Let $(V_1, \lVert \cdot \rVert_{V_1})$ be a normed vector space and $(V_1, \lVert \cdot \rVert_{V_2})$ be a complete normed vector space. Let $C_b(V_1, V_2)$ be the set of all continuous bounded functions $f:V_1\to V_2$. Prove that $\left(C_b(V_1, V_2),\lVert\cdot\rVert_\infty\right)$ is complete.
I'm a bit puzzled here. Let $\{x_n\}\subseteq V_1$ be a Cauchy sequence. Since $V_1$ is not necessarily complete, $\{x_n\}$ may not converge in $V_1$. Now let $\{f_m\}\subseteq C_b(V_1,V_2)$ be a sequence of functions. Then is it true that $f_m(\lim\limits_{n\to \infty} x_n)$ is generally undefined if $V_1$ is not complete?
Also, we know that if $f_m$ converges to some function $f$, then $\lim\limits_{m\to \infty} \lVert f_m - f_k \rVert = 0$ implies that $f_m$ converges uniformly. Thus $f \in C(V_1,V_2)$. All we need to prove in this case is that $f$ is also bounded. Is this correct?
My approach to proof:
Let $\{f_m\}\subseteq C_b(V_1, V_2)$ be a Cauchy sequence of functions, then $f_m$ converges uniformly, which implies that $f_m(x)$ converges pointwise for all $x\in V_1$. So, $f_m(x)\subseteq V_2$. Let $S\subset V_1$ be a compact set and restrict $f_m$ to $f_m:S\to V_2$. Then, for all $x\in S$, $f_m$ maps $x$ to some $y\in K\subset V_2$, where $K$ is a compact set. Since $V_2$ is complete, $K$ is complete. Thus, for all $x\in S$, $f_m(x)$ converges to $f(x) \in K$, so $f(x)$ is bounded. Since $\{f_m\}$ converges uniformly, $f$ must be bounded, hence $f\in C_b(V_1, V_2)$.

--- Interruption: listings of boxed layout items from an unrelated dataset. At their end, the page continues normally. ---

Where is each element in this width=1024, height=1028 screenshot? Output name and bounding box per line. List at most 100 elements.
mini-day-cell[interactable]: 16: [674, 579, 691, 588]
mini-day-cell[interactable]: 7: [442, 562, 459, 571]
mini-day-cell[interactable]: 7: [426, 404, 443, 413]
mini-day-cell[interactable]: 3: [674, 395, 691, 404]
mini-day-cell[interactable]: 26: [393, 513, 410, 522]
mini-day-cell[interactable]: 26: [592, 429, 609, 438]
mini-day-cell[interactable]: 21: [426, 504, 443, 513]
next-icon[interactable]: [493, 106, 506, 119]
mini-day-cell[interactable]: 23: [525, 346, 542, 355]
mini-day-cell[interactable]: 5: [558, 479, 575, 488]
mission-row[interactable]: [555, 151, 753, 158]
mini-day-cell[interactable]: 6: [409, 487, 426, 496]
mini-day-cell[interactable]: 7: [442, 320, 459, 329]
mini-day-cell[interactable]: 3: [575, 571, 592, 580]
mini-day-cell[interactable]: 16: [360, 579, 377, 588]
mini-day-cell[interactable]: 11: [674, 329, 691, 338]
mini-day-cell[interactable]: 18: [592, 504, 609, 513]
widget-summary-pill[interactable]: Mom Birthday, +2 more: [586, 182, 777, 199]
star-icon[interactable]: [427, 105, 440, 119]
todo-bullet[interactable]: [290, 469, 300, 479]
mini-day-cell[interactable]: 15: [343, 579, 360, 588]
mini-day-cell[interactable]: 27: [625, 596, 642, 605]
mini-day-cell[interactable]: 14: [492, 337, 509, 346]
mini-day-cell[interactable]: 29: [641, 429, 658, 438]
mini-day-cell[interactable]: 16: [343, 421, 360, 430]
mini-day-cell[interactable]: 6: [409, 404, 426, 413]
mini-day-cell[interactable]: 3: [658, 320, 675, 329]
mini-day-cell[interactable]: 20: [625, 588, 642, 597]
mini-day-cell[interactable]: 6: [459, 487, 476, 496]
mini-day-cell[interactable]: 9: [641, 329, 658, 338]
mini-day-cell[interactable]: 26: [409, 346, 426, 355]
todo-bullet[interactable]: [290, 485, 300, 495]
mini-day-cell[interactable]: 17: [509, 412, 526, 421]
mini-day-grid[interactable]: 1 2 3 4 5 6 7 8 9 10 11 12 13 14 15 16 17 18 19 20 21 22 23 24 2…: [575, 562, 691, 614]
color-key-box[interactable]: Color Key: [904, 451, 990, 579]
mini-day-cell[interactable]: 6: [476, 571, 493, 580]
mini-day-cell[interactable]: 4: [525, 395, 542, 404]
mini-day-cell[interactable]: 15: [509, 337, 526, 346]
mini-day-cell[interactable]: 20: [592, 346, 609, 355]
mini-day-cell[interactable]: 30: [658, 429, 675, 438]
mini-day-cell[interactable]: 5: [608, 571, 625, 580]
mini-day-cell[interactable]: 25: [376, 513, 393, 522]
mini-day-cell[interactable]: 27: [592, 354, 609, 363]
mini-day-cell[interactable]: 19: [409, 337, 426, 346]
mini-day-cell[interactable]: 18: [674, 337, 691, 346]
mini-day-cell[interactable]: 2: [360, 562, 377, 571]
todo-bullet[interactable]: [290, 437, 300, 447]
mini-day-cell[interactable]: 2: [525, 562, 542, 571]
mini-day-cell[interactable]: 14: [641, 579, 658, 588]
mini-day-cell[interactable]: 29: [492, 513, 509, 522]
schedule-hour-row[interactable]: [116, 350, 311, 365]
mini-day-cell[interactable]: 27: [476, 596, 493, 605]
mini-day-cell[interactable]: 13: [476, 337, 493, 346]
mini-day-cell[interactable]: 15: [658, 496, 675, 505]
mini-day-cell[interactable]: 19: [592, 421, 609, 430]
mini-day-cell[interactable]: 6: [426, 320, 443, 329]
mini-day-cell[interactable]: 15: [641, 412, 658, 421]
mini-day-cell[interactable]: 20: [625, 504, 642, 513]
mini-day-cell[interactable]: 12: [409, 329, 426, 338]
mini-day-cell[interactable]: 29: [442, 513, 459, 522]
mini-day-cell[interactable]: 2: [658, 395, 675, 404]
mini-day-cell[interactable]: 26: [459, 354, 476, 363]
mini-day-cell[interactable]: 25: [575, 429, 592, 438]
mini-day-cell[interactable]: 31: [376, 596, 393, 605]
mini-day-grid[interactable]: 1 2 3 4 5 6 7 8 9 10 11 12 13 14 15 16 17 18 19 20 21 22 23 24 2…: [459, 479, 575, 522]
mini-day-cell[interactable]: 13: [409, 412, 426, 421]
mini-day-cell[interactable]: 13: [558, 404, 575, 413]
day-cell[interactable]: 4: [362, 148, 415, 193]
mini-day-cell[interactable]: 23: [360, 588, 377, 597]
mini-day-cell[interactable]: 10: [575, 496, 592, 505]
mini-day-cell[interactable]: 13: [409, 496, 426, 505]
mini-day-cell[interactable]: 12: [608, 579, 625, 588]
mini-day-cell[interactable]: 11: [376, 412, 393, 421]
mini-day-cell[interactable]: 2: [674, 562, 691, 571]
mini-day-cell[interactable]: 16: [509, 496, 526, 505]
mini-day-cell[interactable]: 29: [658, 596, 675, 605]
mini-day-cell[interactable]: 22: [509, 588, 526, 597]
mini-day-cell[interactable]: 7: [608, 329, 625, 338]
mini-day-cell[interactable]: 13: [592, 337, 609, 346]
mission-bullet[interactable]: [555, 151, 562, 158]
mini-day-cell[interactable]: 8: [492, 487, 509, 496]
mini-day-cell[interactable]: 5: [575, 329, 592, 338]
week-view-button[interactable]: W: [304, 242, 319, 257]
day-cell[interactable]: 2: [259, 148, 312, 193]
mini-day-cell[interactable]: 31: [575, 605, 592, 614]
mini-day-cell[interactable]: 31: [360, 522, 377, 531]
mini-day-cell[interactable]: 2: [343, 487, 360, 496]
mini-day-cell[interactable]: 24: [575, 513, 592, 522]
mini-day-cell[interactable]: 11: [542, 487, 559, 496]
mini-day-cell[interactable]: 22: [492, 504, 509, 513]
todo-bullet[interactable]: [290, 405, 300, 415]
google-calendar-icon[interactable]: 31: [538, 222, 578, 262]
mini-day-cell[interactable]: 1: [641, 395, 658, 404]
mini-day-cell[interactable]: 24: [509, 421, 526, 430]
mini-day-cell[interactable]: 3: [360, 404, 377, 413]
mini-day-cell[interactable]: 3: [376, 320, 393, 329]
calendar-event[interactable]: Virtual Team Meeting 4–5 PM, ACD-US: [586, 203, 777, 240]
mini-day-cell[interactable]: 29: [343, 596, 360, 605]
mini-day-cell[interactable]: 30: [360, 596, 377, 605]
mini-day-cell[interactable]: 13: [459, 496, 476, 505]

Now I just realized that I have an error in my proof, since $f_m$ is bounded on $V_1$, regardless of whether or not $f_m$ maps compact sets to compact sets. So, what if we suppose that $f:V_1\to H\subset V_2$ and extend $H$ to $closure(H)$, so $closure(H)$ is compact? Then $closure(H)$ is complete, so $f_m$ must converge either in $H$ or on its boundary.
Please let me know if this is correct.